Die Strafprozessordnung sieht die Möglichkeit einer audiovisuellen Vernehmung von Zeugen vor. Allerdings sind die Hürden dem Bundesrat bei Minderjährigen zu hoch.

Im Paragrafen 247a der Strafprozessordnung (kurz StPO) wird die Anordnung einer audiovisuellen Vernehmung der zu hörenden Zeugen von Straftaten durch die Strafkammern der Gerichte ermöglicht. Allerdings gilt danach die Voraussetzung, dass eine „dringende Gefahr eines schwerwiegenden Nachteils für das Wohl des Zeugen“ als vorhandenen gegeben sein muss. Diese Hürde ist dem Bundesrat zu hoch.

Wie will der Bundesrat den Paragrafen 247a der StPO ändern?

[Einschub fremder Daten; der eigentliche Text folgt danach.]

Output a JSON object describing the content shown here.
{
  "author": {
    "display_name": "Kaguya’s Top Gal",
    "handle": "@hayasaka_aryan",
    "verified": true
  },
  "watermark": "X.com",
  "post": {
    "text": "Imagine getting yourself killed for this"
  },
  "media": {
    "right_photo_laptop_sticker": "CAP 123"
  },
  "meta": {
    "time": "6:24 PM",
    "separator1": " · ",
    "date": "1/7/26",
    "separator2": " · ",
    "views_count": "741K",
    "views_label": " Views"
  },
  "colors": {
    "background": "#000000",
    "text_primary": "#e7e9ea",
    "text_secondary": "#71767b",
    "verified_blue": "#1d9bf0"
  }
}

Der Bundesrat fordert eine Absenkung der Voraussetzungen bei minderjährigen Zeugen auf das Level dessen, was nach Paragraf 247 eine Entfernung der angeklagten Personen aus dem Gerichtssaal während der Zeugenvernehmung ermöglicht. Das heißt, die „Befürchtung eines erheblichen Nachteils“ würde bei einer Gesetzesänderung bei Minderjährigen als Begründung für eine Live-Video-Konferenz als Mittel der Zeugenvernehmung ausreichen. Mit einer solchen Änderung sieht der Bundesrat auf der einen Seite das Kindeswohl als besser geschützt an. Die Minderjährigen können in einer geschützten Umgebung vernommen werden. Das heißt, ihre Anwesenheit im Gerichtssaal sowie im Gerichtsgebäude ist dafür nicht erforderlich. Dadurch fällt auch die Angst weg, den Täterinnen und Tätern beispielsweise im Umfeld oder in den Gängen der Gebäude zufällig zu begegnen. Zudem würde eine solche Änderung in vielen Fällen Prozesshindernisse beseitigen und die Durchführung der Strafprozesse beschleunigen.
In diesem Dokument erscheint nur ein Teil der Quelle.